Sen. Kamala Harris said last week she was part of the second class to integrate Berkeley, California, public schools after the Brown decision in 1954 and found the conversation “deeply troubling.”

“To suggest that a nominee for a lifetime appointment to the bench, that she should be excused when asked about something that is apparently so evident — whether or not Brown v. Board of Education is binding — she should be excused for responding to that question, quote, ‘I would respectfully not comment,’” the California Democrat said.

“And we are supposed to excuse her because caution would dictate, apparently, that that is the answer she should give, I find deeply troubling and in fact, I find the logic actually is not sustainable,” she added.

The NAACP Legal Defense and Educational Fund condemned Thursday’s vote to advance Vitter and Oldham and said support of the Brown decision should be a prerequisite to a lifetime seat on a federal bench.
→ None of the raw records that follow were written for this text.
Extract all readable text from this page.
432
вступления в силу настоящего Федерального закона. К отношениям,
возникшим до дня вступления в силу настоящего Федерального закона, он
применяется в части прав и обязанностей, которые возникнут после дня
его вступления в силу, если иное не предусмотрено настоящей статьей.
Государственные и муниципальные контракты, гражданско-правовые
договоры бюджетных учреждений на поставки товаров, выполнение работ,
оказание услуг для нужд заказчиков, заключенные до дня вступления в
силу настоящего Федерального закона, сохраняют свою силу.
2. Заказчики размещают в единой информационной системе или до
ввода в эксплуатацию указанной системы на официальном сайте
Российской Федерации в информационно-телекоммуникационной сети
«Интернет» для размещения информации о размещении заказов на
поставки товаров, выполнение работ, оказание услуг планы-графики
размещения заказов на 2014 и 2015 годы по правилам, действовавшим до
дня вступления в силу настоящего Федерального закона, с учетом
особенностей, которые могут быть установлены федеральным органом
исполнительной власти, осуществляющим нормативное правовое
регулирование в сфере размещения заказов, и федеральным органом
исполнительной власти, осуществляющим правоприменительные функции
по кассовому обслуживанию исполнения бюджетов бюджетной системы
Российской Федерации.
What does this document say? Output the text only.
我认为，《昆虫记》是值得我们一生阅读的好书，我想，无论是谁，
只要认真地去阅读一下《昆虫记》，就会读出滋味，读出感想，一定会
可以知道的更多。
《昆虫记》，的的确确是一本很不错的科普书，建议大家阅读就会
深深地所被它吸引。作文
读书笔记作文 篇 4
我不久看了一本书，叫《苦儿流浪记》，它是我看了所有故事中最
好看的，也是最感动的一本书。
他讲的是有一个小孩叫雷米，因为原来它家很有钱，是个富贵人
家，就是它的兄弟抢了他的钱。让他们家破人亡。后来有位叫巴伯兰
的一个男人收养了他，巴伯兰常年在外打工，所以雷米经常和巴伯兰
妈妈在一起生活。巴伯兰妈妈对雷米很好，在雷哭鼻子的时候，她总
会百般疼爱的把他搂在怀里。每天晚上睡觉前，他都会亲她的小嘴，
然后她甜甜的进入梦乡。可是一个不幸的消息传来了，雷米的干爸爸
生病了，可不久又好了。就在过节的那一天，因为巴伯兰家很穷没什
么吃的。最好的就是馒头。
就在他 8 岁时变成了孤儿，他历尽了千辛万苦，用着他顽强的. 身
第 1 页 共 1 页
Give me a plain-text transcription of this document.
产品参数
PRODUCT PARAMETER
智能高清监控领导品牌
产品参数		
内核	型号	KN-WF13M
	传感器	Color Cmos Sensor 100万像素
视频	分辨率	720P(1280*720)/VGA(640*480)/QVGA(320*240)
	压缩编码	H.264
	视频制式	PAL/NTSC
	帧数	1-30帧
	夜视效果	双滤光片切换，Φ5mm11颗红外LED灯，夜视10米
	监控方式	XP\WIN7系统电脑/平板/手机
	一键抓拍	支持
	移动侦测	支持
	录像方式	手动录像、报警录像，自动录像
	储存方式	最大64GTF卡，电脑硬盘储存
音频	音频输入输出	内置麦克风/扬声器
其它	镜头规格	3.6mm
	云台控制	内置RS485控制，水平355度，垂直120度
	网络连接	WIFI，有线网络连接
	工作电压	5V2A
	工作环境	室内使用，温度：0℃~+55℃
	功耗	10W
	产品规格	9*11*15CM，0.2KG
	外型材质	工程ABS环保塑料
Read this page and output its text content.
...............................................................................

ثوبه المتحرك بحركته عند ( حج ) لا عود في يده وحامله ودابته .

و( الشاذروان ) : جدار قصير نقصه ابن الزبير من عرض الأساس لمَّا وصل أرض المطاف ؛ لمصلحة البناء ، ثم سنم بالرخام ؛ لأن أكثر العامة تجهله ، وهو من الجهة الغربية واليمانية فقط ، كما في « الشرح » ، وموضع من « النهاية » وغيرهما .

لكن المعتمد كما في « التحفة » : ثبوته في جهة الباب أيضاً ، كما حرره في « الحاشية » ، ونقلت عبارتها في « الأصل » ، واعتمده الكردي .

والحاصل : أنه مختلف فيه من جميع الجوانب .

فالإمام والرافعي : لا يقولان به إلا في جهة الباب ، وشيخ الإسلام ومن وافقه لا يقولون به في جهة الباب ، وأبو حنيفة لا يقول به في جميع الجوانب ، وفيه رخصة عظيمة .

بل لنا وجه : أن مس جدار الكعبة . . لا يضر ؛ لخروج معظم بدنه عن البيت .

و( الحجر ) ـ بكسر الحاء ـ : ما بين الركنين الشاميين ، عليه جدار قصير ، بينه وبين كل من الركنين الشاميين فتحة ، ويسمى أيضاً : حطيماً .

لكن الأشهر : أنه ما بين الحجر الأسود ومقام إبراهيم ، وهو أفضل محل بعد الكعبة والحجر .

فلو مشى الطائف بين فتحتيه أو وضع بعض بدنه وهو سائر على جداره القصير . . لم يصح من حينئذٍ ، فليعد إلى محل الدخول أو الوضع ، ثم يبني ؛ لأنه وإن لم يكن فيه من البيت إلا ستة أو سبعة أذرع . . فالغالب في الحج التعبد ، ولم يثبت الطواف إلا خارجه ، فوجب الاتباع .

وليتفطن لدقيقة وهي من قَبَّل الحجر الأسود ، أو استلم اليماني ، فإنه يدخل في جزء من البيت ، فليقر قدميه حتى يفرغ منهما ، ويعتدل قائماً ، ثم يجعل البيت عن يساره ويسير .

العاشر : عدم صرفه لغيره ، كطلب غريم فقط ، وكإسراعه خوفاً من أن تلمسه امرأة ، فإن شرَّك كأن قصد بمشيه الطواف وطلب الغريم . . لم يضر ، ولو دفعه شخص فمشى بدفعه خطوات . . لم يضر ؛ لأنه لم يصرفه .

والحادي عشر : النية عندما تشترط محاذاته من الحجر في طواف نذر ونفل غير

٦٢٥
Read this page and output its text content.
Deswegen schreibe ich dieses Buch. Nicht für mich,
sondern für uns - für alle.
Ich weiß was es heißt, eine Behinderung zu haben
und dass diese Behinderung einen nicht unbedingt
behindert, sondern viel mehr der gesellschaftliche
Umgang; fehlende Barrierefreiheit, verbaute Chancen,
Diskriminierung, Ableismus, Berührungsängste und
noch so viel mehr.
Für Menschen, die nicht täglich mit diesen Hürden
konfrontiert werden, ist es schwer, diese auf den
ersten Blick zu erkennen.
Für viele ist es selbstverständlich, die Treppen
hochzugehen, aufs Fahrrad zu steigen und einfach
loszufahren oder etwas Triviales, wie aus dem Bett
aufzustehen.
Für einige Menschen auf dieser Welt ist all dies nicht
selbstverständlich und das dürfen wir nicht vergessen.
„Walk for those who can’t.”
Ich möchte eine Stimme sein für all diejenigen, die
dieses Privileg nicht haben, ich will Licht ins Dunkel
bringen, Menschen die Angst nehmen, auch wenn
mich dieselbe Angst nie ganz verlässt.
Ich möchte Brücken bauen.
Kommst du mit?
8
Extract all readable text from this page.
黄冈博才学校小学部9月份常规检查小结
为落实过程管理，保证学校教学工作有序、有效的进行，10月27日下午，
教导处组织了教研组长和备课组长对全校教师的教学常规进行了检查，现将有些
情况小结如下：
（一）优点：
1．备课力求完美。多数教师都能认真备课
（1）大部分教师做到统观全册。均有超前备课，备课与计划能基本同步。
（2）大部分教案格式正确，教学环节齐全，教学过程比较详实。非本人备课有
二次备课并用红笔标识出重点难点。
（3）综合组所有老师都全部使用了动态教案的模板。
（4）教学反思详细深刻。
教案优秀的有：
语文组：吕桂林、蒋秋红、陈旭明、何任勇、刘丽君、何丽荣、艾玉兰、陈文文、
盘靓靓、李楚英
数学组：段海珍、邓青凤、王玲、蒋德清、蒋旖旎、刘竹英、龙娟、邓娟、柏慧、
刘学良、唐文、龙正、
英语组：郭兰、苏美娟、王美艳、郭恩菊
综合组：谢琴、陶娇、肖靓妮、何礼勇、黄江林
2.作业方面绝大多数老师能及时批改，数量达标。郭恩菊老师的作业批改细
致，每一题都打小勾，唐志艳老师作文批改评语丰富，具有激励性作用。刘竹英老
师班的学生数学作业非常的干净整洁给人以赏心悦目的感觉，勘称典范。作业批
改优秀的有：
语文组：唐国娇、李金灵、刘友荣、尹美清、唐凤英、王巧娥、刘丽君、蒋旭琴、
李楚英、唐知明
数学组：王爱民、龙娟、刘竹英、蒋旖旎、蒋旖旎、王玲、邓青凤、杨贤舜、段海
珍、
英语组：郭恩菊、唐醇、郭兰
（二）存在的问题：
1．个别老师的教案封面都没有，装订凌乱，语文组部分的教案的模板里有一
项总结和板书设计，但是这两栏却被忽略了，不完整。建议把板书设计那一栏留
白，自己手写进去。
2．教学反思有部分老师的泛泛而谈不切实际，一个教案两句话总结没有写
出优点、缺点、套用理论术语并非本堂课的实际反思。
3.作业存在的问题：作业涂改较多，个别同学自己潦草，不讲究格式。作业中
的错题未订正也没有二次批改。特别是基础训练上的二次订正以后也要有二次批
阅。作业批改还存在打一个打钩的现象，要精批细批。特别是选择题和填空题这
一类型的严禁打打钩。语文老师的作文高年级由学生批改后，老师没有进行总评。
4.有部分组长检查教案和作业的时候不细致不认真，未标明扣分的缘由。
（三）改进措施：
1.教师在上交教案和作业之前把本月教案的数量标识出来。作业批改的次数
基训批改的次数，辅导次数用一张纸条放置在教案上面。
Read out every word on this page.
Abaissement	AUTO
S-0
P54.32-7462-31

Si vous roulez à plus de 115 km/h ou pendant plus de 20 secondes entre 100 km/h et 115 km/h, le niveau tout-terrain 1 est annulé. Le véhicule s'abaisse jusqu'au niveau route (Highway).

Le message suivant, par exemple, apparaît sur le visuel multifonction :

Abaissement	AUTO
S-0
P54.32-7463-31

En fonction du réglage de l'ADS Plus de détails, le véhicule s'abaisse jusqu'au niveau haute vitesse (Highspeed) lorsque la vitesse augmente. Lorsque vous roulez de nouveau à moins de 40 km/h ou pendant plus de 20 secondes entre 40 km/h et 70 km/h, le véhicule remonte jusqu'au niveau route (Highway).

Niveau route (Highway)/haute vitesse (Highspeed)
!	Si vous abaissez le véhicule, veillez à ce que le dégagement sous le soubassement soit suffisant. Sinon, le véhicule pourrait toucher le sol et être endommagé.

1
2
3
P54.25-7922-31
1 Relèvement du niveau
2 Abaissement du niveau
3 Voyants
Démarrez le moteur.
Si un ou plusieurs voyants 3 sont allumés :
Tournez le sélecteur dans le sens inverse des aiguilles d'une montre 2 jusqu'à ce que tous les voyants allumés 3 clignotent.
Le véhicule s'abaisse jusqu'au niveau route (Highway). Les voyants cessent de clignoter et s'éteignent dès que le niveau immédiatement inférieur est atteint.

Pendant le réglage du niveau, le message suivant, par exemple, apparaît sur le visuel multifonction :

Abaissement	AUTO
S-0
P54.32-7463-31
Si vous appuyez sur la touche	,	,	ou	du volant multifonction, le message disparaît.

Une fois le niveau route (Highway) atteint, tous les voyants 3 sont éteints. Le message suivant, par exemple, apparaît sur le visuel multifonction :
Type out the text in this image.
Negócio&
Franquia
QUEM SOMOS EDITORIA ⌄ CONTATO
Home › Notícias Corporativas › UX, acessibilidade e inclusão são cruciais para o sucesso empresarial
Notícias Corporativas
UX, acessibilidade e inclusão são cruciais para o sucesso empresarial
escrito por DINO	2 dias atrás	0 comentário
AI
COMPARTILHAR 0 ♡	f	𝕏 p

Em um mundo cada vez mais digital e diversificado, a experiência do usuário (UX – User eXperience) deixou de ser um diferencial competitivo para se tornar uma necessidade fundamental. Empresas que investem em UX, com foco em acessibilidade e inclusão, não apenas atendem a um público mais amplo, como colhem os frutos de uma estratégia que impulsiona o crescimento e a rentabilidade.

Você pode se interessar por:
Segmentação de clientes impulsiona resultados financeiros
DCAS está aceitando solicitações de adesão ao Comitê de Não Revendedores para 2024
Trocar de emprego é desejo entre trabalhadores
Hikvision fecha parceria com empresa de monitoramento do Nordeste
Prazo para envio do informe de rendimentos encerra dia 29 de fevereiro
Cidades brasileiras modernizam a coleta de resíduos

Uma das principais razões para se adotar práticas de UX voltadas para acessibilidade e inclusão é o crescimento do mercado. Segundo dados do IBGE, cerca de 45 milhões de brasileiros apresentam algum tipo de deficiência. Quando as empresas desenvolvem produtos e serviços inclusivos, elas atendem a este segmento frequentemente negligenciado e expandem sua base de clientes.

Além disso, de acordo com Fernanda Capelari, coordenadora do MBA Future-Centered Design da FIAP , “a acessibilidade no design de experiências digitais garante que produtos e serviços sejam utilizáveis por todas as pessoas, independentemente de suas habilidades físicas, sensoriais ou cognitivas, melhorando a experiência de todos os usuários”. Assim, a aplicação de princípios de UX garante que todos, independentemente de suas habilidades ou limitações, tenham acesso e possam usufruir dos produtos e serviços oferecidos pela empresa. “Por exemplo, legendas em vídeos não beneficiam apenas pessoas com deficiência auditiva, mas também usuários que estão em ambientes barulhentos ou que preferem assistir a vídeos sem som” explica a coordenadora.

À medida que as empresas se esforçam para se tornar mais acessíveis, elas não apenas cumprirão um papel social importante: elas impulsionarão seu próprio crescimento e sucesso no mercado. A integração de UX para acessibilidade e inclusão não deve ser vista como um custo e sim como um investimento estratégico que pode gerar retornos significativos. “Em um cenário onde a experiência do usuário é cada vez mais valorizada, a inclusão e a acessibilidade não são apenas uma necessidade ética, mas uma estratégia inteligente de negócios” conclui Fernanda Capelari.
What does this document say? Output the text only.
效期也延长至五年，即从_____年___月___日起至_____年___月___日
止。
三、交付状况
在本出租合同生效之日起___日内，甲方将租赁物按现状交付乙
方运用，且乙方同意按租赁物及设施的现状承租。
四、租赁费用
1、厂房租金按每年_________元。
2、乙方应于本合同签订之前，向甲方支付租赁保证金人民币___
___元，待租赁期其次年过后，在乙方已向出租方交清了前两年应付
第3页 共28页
“The refusal of Wendy Vitter and Andrew Oldham to endorse the Supreme Court’s unanimous decision in Brown v. Board of Education is a judicial dog-whistle and should be disqualifying,” Todd Cox, the group’s policy director, said in a news release. “By advancing these unacceptable nominees a week after the 64th anniversary of the Court’s watershed ruling, members of the Senate Judiciary Committee denigrate the historic Brown decision — a central component of the legal canon.”